Conditions in South Africa are positive in some respects, but not as favorable in economic terms as in Mexico or the Philippines. The prevailing wage in South Africa is about $10/day. Furthermore, there is a strong union movement, meaning that there may be future demands for increases in wages and benefits.

The unions and the government have been working together on health and safety issues and environmental protections. Exposure to toxic chemicals in the workplace is not permitted at as high a level as in Mexico and the Philippines. Although the equipment necessary to reduce toxic chemicals to an acceptable level is not as costly as in the United States, this expense would not be incurred in the other two countries. Furthermore, there are requirements for a solvent recovery system, which also increases operation expenses.

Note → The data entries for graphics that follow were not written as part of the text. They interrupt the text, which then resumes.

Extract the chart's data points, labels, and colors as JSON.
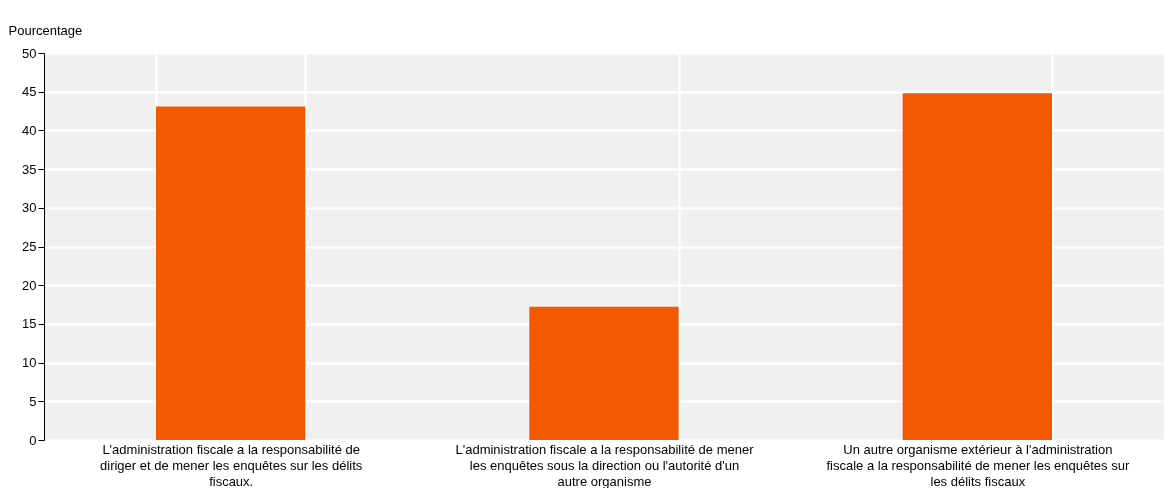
{
  "chart_data": {
    "type": "bar",
    "ylabel": "Pourcentage",
    "categories": [
      "L'administration fiscale a la responsabilité de diriger et de mener les enquêtes sur les délits fiscaux.",
      "L'administration fiscale a la responsabilité de mener les enquêtes sous la direction ou l'autorité d'un autre organisme",
      "Un autre organisme extérieur à l'administration fiscale a la responsabilité de mener les enquêtes sur les délits fiscaux"
    ],
    "values": [
      43.1,
      17.2,
      44.8
    ],
    "color": "#f45800",
    "ylim": [
      0,
      50
    ],
    "yticks": [
      0,
      5,
      10,
      15,
      20,
      25,
      30,
      35,
      40,
      45,
      50
    ],
    "grid": true
  }
}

Question: You have to decide how you would like to proceed? Your options are to further investigate one or more of the overseas sites or to simply continue all operations within the United States. Examine each possibility and the factors you will consider in weighing the pros and cons.

Sample Solution

It’s a complicated and tedious procedure to relocate your manufacturing plant, whether it’s across town or across the globe. With so many moving pieces, your company needs to be able to manage the hiring and training of new employees, comply with new construction requirements, and upgrade or replace equipment all at the same time, among other things. With such large-scale multicomponent processes, delays, setbacks, and unanticipated complications are common. Despite these obstacles, plant relocation can offer a variety of benefits, including cheaper labor costs, tax savings, access to government incentive programs, the potential to enhance processes with minimal disturbance, and access to new markets. These benefits may make the entire project worthwhile in terms of time, money, and effort.

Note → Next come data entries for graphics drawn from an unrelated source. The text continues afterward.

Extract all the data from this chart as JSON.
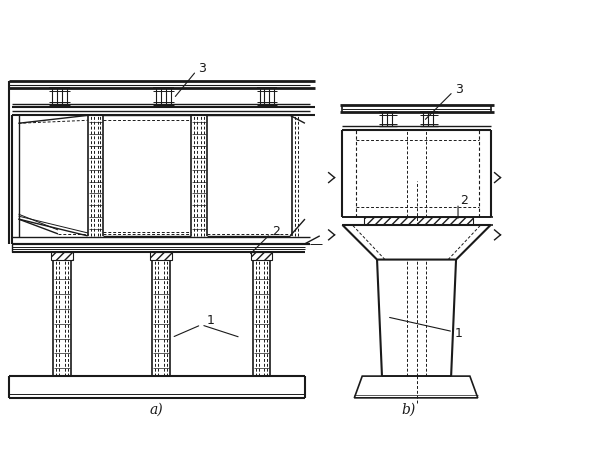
{
  "bg_color": "#ffffff",
  "line_color": "#1a1a1a",
  "title_a": "a)",
  "title_b": "b)",
  "label_1": "1",
  "label_2": "2",
  "label_3": "3",
  "fig_width": 6.0,
  "fig_height": 4.5,
  "dpi": 100
}
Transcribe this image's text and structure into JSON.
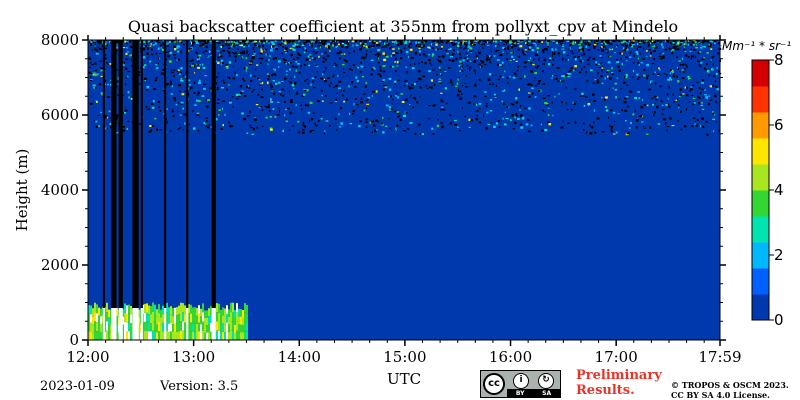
{
  "chart_data": {
    "type": "heatmap",
    "title": "Quasi backscatter coefficient at 355nm from pollyxt_cpv at Mindelo",
    "xlabel": "UTC",
    "ylabel": "Height (m)",
    "x_ticks": [
      "12:00",
      "13:00",
      "14:00",
      "15:00",
      "16:00",
      "17:00",
      "17:59"
    ],
    "x_tick_hours": [
      12.0,
      13.0,
      14.0,
      15.0,
      16.0,
      17.0,
      17.983
    ],
    "xlim_hours": [
      12.0,
      17.983
    ],
    "y_ticks": [
      "0",
      "2000",
      "4000",
      "6000",
      "8000"
    ],
    "y_tick_values": [
      0,
      2000,
      4000,
      6000,
      8000
    ],
    "ylim": [
      0,
      8000
    ],
    "colorbar": {
      "label": "Mm⁻¹ * sr⁻¹",
      "range": [
        0,
        8
      ],
      "ticks": [
        "0",
        "2",
        "4",
        "6",
        "8"
      ],
      "tick_values": [
        0,
        2,
        4,
        6,
        8
      ],
      "colors": [
        "#0039ad",
        "#0060ff",
        "#00b8ff",
        "#00e5b0",
        "#33d633",
        "#a8e61f",
        "#ffe600",
        "#ff9a00",
        "#ff3300",
        "#d40000"
      ]
    },
    "background_value": 0.2,
    "noise_region_height": [
      5500,
      8000
    ],
    "cloud_periods_hours": [
      [
        12.14,
        12.16
      ],
      [
        12.22,
        12.27
      ],
      [
        12.29,
        12.33
      ],
      [
        12.42,
        12.48
      ],
      [
        12.5,
        12.52
      ],
      [
        12.72,
        12.74
      ],
      [
        12.93,
        12.95
      ],
      [
        13.17,
        13.21
      ]
    ],
    "low_signal_layer": {
      "time_hours": [
        12.0,
        13.5
      ],
      "height": [
        0,
        1000
      ]
    }
  },
  "footer": {
    "date": "2023-01-09",
    "version": "Version: 3.5",
    "cc_labels": [
      "BY",
      "SA"
    ],
    "preliminary": [
      "Preliminary",
      "Results."
    ],
    "copyright": [
      "© TROPOS & OSCM 2023.",
      "CC BY SA 4.0 License."
    ]
  }
}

europathy includes a reduction in axon type, axonal vehicle weakness, and a decreased limit of nerve recovery, which are reliant upon axonal cytoskeleton respectability for legitimate nerve work (4). Diminished amalgamation of tubulin mRNA and a raised non-enzymatic glycation of fringe nerve tubulin was depicted. Especially, it was exhibited that following two months of diabetes T alpha 1 alpha-tubulin mRNA is decreased in streptozotocin (STZ)- prompted diabetic rodents (7), and an expansion in tubulin glycation was recognized in the sciatic nerve of STZ-actuated diabetic rodents following fourteen days of diabetes length, which might add to axonal vehicle irregularities by weakness of microtubule work (8, 9). Cerebrum tubulin is likewise glycated in early exploratory diabetes, subsequently influencing its capacity to frame microtubules (10). By and by, this finding was not reproduced in resulting studies, where it was shown that glycation was not related with hindrance of microtubule get together (8, 11). In the sural nerves of diabetic patients it was recognized an expansion in cutting edge glycation final results collection in cytoskeletal proteins (12), recommending that axonal cytoskeletal proteins glycation might assume a part in axonal degeneration polyneuropathy in diabetes.

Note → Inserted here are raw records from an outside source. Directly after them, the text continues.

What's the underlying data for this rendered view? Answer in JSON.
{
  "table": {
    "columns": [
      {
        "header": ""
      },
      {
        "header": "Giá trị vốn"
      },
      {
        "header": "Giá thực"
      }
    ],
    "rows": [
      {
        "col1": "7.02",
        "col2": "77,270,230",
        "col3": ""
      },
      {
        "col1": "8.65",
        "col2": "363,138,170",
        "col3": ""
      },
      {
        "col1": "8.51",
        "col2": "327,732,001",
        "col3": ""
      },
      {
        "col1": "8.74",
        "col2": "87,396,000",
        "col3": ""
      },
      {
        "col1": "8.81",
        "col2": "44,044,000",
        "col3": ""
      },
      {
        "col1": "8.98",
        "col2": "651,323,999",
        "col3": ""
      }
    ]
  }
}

Tau is a microtubule related protein significant for the security of axonal microtubules. Tau hyperphosphorylation debilitates its limiting to microtubules, changing the dealing course for particles which may eventually prompt synaptic degeneration (13, 14). Diabetes actuates tau hyperphosphorylation in the mind, concerning model in the hippocampus (15), and proteolytic tau cleavage (16), being the two cycles occuring in Alzheimer’s sickness (17). Hyperglycemia and insulin brokenness might prompt tau changes, and subsequently may assume a part for the expanded occurrence of Alzheimer’s sickness in diabetic patients (16). Tau alteration impedes axonal vehicle through microtubule course of action disturbance and by obstructing axonal dealing course, which can finish in synaptic capacity changes and ensuing neurodegeneration (18, 19). In Alzheimer’s illness, glycation of tau might balance out matched helical fibers conglomeration prompting tangle arrangement (20). Almost certainly, comparable cycles might be occuring under diabetes.